Costco Will Raise Minimum Wage as Competition for Workers Grows

The Pressure Is on for Retailers to Ramp Up Pay

Costco Wholesale Corp. will lift its minimum wage for the first time in nine years, by a $1.50 an hour, as the labor market tightens and competitors start giving workers a raise. 

The second-largest U.S. retailer will start paying at least $13-to-$13.50 an hour, up from $11.50-to-$12 an hour, the company said Thursday in a conference call with analysts. The increase will cut its earnings per share in the next three months by 1 cent, and by 2 cents in the following three quarters, the Issaquah, Washington-based company said.

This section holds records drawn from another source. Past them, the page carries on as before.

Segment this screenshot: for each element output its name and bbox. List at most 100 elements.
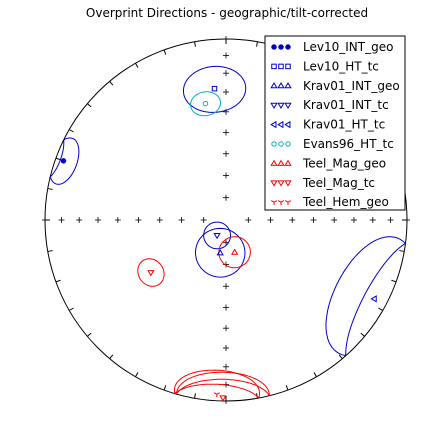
legend-marker [284, 120, 291, 129]
legend-label: Teel_Hem_geo [302, 195, 389, 209]
legend-label: Krav01_INT_geo [303, 79, 400, 93]
axis-cross [178, 217, 185, 223]
axis-cross [200, 217, 207, 223]
legend-label: Krav01_INT_tc [303, 98, 389, 112]
data-point [370, 295, 377, 303]
axis-cross [267, 217, 274, 223]
tri-arm [216, 392, 220, 395]
axis-cross [310, 217, 317, 223]
data-point [60, 158, 67, 164]
legend-entry: Evans96_HT_tc [271, 137, 394, 151]
perimeter-tick [378, 307, 384, 311]
legend-marker [277, 200, 285, 205]
data-point [213, 392, 220, 398]
legend-entry: Krav01_INT_geo [270, 79, 400, 93]
legend-label: Evans96_HT_tc [303, 137, 394, 151]
axis-cross [76, 217, 83, 223]
legend-entry: Teel_Hem_geo [270, 195, 389, 209]
axis-cross [223, 283, 229, 290]
legend-label: Lev10_INT_geo [303, 40, 393, 54]
data-point [211, 85, 218, 92]
legend-marker [284, 200, 292, 205]
perimeter-tick [109, 81, 114, 86]
perimeter-tick [68, 129, 74, 133]
axis-crosses [42, 36, 410, 404]
axis-cross [223, 194, 229, 201]
perimeter-tick [285, 385, 289, 391]
perimeter-tick [135, 372, 139, 378]
a95-ellipse [190, 91, 221, 117]
legend-label: Krav01_HT_tc [303, 118, 385, 132]
axis-cross [95, 217, 102, 223]
legend-entry: Lev10_HT_tc [271, 59, 379, 73]
legend-marker [285, 141, 291, 147]
legend-marker [285, 44, 291, 50]
axis-cross [223, 344, 229, 351]
legend-label: Lev10_HT_tc [303, 59, 379, 73]
axis-cross [404, 217, 410, 223]
perimeter-tick [109, 354, 114, 359]
legend-entry: Teel_Mag_geo [270, 156, 386, 170]
legend-entry: Krav01_HT_tc [270, 118, 385, 132]
axis-cross [331, 217, 338, 223]
a95-ellipse [325, 236, 407, 357]
legend-marker [270, 120, 277, 129]
legend-marker [277, 102, 285, 109]
data-point [147, 270, 155, 277]
data-point [213, 233, 221, 240]
axis-cross [223, 150, 229, 157]
data-point [219, 395, 227, 402]
perimeter-tick [87, 103, 92, 108]
axis-cross [223, 325, 229, 332]
tri-arm [284, 200, 289, 203]
axis-cross [223, 172, 229, 179]
data-point [202, 100, 209, 107]
legend-marker [278, 141, 284, 147]
axis-cross [369, 217, 376, 223]
axis-cross [223, 36, 229, 42]
legend-label: Teel_Mag_tc [302, 176, 375, 190]
axis-cross [223, 52, 229, 59]
legend-entry: Krav01_INT_tc [270, 98, 389, 112]
legend-marker [277, 82, 285, 89]
axis-cross [58, 217, 65, 223]
legend-marker [271, 141, 277, 147]
data-point [230, 248, 239, 255]
perimeter-tick [163, 385, 167, 391]
perimeter-tick [47, 188, 53, 190]
legend-marker [277, 180, 285, 187]
axis-cross [223, 129, 229, 136]
perimeter-tick [163, 49, 167, 55]
legend-marker [284, 159, 292, 166]
a95-ellipse [203, 221, 231, 250]
legend-entry: Lev10_INT_geo [271, 40, 393, 54]
legend-marker [284, 180, 292, 187]
perimeter-tick [68, 307, 74, 311]
a95-ellipse [176, 371, 270, 396]
a95-ellipse [218, 236, 251, 269]
legend-marker [278, 44, 284, 50]
legend-label: Teel_Mag_geo [302, 156, 386, 170]
tri-arm [213, 392, 218, 395]
a95-ellipse [173, 369, 261, 399]
data-points [60, 85, 377, 402]
legend-marker [270, 102, 278, 109]
perimeter-tick [194, 393, 196, 399]
perimeter-tick [399, 250, 405, 252]
tri-arm [277, 200, 282, 203]
tri-arm [280, 200, 285, 203]
axis-cross [387, 217, 394, 223]
perimeter-tick [47, 250, 53, 252]
perimeter-tick [256, 41, 258, 47]
legend-marker [270, 82, 278, 89]
axis-cross [135, 217, 142, 223]
a95-ellipse [183, 65, 247, 113]
perimeter-tick [135, 62, 139, 68]
a95-ellipse [49, 137, 80, 185]
legend-marker [270, 200, 278, 205]
legend-marker [277, 159, 285, 166]
axis-cross [223, 398, 229, 404]
legend-marker [284, 82, 292, 89]
tri-arm [270, 200, 275, 203]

Retailers are under pressure to boost wages as unemployment falls below 5 percent and 14 states have raised their minimum wage this year. Wal-Mart Stores Inc., which operates the Sam’s Club warehouse-style chain, a Costco competitor, lifted its pay floor to $10 an hour this year and gave an increase to more than 1 million workers. Costco didn’t say how many of its 117,000 employees would get a raise. 

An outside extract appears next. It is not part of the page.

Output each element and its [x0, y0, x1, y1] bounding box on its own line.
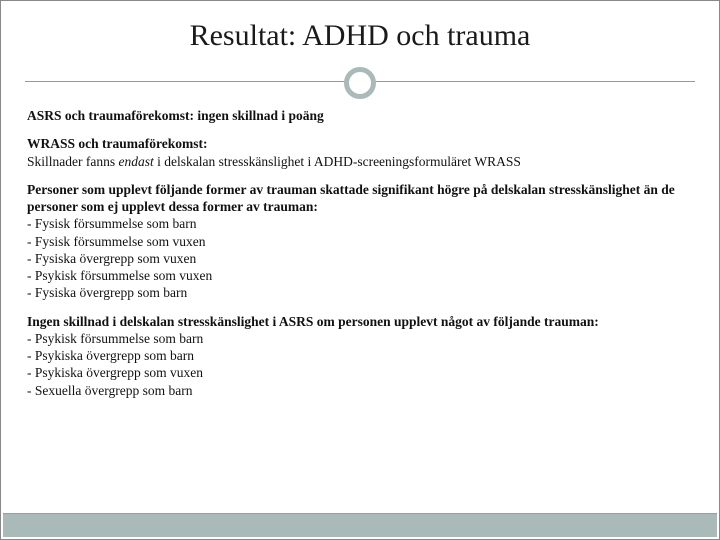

“It will help, and it is important to do,” said Richard Galanti, Costco’s chief financial officer. “This is a physically challenging job. You’re on your feet, lifting cases, moving carts, and we thought it was time to do it.”

Costco’s highest hourly pay is about $22.50, and the company plans to give those workers about a 2.5 percent raise this year, Galanti said. It takes a full-time Costco employee about four years to reach the top of the pay scale, he said.

Costco reported earnings yesterday that fell 8.7 percent to $546 million, or $1.24 a share. Analysts had estimated $1.28 a share, on average. Same-store sales in the U.S., a closely watched measure by investors, increased 4 percent, excluding the negative impact of lower gasoline prices and foreign-exchange rates. That compared with an estimate of 4.9 percent.